William Kerr, City of Melbourne, Town Clerk, Argus newspaper, James Anderson, c1855
Summary
The city has a large collection of portraits, both formal works and contemporary and informal portraits of the many individuals – famous and not – who shape, and have shaped, the culture and narrative of Melbourne. This painting of Town Clerk William Kerr is indicative of the collection’s formal portraiture, weighted towards European men of a certain age who were charged with founding and running the capital municipality of Victoria – and pre-separation Port Phillip. This oil on canvas was painted by portraitist James Anderson around 1855, and it entered the collection through private donation in 2010.

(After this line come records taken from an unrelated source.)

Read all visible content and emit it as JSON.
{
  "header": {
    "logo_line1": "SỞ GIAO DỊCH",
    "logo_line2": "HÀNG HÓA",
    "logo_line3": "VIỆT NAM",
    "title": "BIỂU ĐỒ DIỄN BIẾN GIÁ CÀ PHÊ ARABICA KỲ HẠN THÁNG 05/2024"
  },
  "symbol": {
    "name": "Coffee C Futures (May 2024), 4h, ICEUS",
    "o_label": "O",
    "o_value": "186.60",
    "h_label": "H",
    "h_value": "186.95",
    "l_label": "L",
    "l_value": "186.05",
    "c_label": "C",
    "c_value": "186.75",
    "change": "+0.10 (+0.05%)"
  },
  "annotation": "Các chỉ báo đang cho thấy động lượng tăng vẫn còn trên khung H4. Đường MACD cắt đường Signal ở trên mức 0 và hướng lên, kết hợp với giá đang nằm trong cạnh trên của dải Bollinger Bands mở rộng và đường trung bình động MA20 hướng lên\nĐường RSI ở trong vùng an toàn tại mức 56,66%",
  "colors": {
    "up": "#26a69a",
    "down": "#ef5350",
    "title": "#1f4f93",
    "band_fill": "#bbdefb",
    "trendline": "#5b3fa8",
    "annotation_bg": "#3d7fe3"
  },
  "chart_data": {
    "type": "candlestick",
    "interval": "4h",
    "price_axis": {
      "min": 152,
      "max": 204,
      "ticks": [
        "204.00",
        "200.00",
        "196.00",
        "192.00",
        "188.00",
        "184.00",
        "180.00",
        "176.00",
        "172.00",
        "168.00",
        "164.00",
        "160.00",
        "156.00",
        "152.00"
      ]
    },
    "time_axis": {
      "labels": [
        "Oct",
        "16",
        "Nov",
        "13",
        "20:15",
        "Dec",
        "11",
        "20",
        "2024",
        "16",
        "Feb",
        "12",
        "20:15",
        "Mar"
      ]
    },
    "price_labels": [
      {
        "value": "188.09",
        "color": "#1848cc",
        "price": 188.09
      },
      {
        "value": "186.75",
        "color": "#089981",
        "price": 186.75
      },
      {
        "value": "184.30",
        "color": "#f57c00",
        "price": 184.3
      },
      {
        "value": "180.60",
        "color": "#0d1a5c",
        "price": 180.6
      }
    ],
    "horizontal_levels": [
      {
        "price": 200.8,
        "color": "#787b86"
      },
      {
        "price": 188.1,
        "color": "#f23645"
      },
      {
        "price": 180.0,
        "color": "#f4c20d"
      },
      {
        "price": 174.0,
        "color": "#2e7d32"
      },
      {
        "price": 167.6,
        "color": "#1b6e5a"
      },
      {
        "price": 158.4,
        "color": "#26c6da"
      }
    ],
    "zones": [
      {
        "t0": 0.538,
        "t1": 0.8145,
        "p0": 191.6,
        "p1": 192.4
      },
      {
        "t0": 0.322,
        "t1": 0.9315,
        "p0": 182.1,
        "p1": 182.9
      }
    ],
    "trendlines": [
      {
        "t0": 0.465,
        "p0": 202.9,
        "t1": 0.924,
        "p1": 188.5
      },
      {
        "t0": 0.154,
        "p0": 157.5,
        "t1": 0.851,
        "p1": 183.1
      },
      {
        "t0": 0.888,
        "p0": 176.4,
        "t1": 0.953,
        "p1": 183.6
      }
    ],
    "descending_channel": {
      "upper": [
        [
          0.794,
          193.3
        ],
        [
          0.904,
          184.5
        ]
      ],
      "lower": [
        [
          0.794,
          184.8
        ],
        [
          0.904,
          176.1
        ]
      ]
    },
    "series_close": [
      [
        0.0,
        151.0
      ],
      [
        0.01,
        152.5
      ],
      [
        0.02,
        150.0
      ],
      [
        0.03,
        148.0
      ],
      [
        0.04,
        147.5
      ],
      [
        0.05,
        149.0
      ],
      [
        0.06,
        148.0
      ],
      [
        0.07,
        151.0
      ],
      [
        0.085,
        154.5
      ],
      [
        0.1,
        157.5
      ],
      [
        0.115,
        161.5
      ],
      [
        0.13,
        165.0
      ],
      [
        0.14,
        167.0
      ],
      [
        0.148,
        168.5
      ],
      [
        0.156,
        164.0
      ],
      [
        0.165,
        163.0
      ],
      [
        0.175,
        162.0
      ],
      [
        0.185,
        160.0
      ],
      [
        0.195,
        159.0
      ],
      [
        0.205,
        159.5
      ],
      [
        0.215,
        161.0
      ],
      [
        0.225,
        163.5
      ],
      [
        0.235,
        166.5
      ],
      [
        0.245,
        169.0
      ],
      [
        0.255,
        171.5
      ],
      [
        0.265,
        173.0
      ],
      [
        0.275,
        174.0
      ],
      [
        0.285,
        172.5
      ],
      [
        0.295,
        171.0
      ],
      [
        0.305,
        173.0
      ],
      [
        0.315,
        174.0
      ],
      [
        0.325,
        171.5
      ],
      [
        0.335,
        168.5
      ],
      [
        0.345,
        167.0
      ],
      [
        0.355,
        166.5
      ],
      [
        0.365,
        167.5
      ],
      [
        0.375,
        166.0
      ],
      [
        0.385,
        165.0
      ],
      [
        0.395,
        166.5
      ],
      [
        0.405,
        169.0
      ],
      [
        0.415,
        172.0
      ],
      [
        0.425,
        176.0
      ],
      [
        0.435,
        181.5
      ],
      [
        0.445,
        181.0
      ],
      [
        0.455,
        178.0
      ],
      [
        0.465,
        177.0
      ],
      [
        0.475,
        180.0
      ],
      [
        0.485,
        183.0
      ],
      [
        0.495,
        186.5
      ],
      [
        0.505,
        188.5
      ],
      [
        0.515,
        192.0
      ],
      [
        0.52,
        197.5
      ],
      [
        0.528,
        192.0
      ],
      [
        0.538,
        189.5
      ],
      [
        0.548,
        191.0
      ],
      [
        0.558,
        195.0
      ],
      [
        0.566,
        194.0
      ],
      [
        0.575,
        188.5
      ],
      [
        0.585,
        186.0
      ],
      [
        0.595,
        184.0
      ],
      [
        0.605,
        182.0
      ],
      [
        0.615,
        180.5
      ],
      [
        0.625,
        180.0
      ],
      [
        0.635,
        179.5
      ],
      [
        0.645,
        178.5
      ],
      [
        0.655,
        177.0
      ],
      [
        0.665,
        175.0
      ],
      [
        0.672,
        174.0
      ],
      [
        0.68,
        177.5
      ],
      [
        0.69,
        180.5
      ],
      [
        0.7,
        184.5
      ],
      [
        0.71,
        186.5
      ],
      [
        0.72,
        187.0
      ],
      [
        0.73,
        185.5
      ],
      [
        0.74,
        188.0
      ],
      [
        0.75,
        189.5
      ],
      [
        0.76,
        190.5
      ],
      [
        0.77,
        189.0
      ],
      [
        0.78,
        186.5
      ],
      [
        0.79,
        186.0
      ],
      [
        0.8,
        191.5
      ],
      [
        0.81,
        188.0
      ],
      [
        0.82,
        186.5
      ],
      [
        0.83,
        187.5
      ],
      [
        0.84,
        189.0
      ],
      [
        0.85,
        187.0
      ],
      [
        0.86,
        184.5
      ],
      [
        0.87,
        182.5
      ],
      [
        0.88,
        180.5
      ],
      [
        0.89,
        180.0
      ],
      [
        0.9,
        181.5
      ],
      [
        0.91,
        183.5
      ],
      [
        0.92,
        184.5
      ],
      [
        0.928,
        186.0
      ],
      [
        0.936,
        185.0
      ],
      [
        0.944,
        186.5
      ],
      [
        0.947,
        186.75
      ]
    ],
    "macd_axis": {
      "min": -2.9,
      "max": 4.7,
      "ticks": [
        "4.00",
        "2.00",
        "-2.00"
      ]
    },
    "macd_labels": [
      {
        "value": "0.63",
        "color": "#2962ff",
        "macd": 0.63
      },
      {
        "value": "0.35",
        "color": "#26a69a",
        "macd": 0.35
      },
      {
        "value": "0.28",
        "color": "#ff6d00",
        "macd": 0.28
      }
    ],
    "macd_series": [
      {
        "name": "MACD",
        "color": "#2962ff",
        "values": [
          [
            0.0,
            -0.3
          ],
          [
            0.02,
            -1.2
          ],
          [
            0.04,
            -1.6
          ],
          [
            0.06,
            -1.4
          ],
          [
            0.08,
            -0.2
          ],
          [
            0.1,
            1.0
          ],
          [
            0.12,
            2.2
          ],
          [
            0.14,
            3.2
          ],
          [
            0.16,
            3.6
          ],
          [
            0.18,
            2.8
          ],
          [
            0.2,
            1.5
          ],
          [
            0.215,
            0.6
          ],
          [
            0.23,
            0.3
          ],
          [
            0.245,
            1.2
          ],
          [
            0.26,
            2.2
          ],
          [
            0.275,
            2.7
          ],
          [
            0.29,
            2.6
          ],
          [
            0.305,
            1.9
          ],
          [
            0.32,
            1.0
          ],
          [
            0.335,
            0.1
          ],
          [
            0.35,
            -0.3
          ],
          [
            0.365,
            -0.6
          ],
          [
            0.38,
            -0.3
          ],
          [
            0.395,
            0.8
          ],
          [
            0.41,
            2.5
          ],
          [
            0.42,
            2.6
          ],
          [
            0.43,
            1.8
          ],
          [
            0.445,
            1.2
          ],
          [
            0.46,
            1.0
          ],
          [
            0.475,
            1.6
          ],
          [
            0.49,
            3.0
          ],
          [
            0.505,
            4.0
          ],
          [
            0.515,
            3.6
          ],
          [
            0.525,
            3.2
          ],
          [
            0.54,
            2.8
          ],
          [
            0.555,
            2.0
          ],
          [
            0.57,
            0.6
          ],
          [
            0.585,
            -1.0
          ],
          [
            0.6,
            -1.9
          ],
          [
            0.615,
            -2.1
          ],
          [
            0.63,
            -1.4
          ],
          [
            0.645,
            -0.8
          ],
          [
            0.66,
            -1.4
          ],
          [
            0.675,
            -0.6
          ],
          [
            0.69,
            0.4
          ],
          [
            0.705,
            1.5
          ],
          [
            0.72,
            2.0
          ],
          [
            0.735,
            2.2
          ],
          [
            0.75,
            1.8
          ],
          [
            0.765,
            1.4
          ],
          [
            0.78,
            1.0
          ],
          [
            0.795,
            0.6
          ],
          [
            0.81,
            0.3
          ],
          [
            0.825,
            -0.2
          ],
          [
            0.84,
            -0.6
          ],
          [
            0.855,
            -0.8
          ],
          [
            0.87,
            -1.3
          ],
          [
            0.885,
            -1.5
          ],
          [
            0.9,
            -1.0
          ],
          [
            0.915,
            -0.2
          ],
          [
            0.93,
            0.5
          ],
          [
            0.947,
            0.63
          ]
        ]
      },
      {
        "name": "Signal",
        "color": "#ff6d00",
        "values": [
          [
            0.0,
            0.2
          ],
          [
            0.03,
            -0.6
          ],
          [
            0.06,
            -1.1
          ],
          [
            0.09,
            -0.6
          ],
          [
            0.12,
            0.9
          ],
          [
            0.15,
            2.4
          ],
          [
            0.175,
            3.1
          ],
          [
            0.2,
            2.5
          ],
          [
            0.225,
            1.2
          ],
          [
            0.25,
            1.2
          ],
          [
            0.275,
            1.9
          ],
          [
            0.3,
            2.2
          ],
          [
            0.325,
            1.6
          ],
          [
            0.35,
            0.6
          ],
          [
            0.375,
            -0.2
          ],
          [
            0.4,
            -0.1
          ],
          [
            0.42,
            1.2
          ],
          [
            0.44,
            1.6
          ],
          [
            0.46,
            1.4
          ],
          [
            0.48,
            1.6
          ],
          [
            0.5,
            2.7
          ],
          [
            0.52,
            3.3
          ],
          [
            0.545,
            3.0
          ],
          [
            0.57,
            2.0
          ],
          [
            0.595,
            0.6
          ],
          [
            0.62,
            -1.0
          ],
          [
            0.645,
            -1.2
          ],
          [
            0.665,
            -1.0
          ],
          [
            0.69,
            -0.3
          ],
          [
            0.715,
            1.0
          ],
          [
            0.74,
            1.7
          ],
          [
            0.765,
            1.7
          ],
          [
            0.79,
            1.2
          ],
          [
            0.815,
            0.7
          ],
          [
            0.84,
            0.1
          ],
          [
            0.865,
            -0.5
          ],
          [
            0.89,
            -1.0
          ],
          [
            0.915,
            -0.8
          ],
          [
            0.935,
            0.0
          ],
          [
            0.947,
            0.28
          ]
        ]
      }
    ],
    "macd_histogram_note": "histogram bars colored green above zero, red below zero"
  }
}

A journalist who hailed from Scotland, William Kerr (1812–59) arrived in Sydney in 1837, moving to Melbourne two years later, first working as editor of the fledgling newspapers the ‘Port Phillip Herald’ and ‘Port Phillip Patriot and Advertiser’ and then founding the ‘Argus’. Something of a hothead (wonderfully described as ‘a man of many violent enthusiasms’), Kerr railed against the powerful interests of the colony’s squattocracy and against convict transportation and labour use; he was also a strong advocate for separation from New South Wales. Kerr’s interest in local politics saw him elected as one of 12 councillors in Melbourne’s first municipal election, in 1842. One of the four aldermen, he became the second town clerk in 1851. Two notable projects with which he is associated in this role are the building of the Yan Yean reservoir, to secure the city’s water supply, and the establishment of the Victorian secret ballot. Kerr’s tenure as town clerk was relatively short; he resigned in 1856 for irregularities in the accounts.